Ramadan & Eid: A Special Time for My Family & Me
Today’s guest blogger is Ms. Huma. She is a preschool teacher at Bright Horizons at Raleigh Corporate Center and is also a mom of four kids, ages 6, 9, 15, and 17.
Ms. Huma and her family observe Ramadan, a holy month of fasting, prayer, and charity. We invited Ms. Huma to share how her family commemorates Ramadan, which this year occurred from May 26 to June 24. Ms. Huma also explains the holiday of Eid, which takes place at the end of Ramadan.
The Meaning Behind Ramadan & Eid
My family recently observed one of our biggest holidays of the year: Ramadan. It is Islam’s holiest month, and is a time of self-purification that is meant to reinforce one’s belief in a power bigger than you. One of the most well-known aspects of Ramadan is that Muslim adults who observe Ramadan fast every day from dawn to sunset. Fasting is meant to teach gratitude; when you feel hungry, it makes you think of people who are less fortunate than you and gives you the responsibility of helping others.
Ramadan is also a month to build good habits and practice doing good deeds. This is a tradition that my children take part in; they participate in events like toy drives at the local mosque and food drives to fill the food pantry for people in the community. I also encourage them to give to charity using their own money to teach them the responsibility of taking care of others at an early age.
During the month of Ramadan, it’s part of our culture and tradition to share with our neighbors. I send my children with food to deliver it to our neighbors. They go door-to-door distributing the treats and explaining how they like to share what is made at home for Ramadan iftaar, our nightly meal during Ramadan. It all depends on what I am making that day, for example: fruit chaat (fruit salad), chana chaat (chickpeas salad), pakoray (a fried snack), and more. When my kids drop off the treats, they take hand-written cards like the one above.

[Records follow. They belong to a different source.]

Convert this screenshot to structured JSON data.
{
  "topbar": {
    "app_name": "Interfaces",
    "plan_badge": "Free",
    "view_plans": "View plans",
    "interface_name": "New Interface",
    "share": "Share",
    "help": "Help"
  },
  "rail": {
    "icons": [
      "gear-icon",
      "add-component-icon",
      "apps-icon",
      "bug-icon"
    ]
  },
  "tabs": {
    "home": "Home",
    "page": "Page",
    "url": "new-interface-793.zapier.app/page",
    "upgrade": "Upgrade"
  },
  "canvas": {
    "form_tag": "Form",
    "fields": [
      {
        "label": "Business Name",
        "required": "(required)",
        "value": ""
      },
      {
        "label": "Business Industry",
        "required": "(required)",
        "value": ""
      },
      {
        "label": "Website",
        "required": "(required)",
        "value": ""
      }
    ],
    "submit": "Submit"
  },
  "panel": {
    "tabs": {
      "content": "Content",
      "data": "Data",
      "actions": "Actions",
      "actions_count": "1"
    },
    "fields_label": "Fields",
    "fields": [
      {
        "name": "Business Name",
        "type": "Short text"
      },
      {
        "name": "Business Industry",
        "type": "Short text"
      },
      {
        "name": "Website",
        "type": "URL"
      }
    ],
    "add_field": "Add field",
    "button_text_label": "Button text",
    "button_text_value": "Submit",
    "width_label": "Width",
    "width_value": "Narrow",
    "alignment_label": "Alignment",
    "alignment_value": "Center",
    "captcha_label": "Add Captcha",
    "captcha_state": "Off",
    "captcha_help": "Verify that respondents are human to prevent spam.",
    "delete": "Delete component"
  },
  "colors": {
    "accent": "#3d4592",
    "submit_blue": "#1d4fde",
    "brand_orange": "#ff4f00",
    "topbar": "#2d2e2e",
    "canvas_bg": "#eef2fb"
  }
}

Ramadan culminates with a celebration called Eid. This festival begins when you can see the crescent moon in the sky. This year in the U.S., it took place on the evening of Saturday, June 24 and continued for next three days. Eid was celebrated on Sunday, June 25. My family starts preparing for Eid during Ramadan. I buy new clothes, shoes and jewelry for my children. Every year we try and make Eid a family reunion, this year my parents came to stay with us for few weeks.
On the actual day of Eid, we eat a good breakfast in the morning before leaving for the large congregational Eid prayer with our friends and family. Upon arrival, we give Eid charity for each family member to support the needy people in the community. After coming back we exchange gifts and children get Eidi (money) from elders. Then we go to Eid parties and celebrate Eid with our family and friends.
Like in other faiths, it’s common to hear people wishing each other well during this holy month. “Happy Ramadan,” or “Ramadan Mubarak,” which means, “May Ramadan bring us blessings.” are common greetings. During Eid, we say, “Eid Mubarak,” or “Blessed Eid.”
Since Ramadan is a chance for reflection, charity, and togetherness, it’s a time that I look forward to every year. Each time I see a new meaning and it shows me that being open invites openness. In our years of observing Ramadan, this year a neighbor brought us a handmade card and some treats in return, and asked to learn some more about it.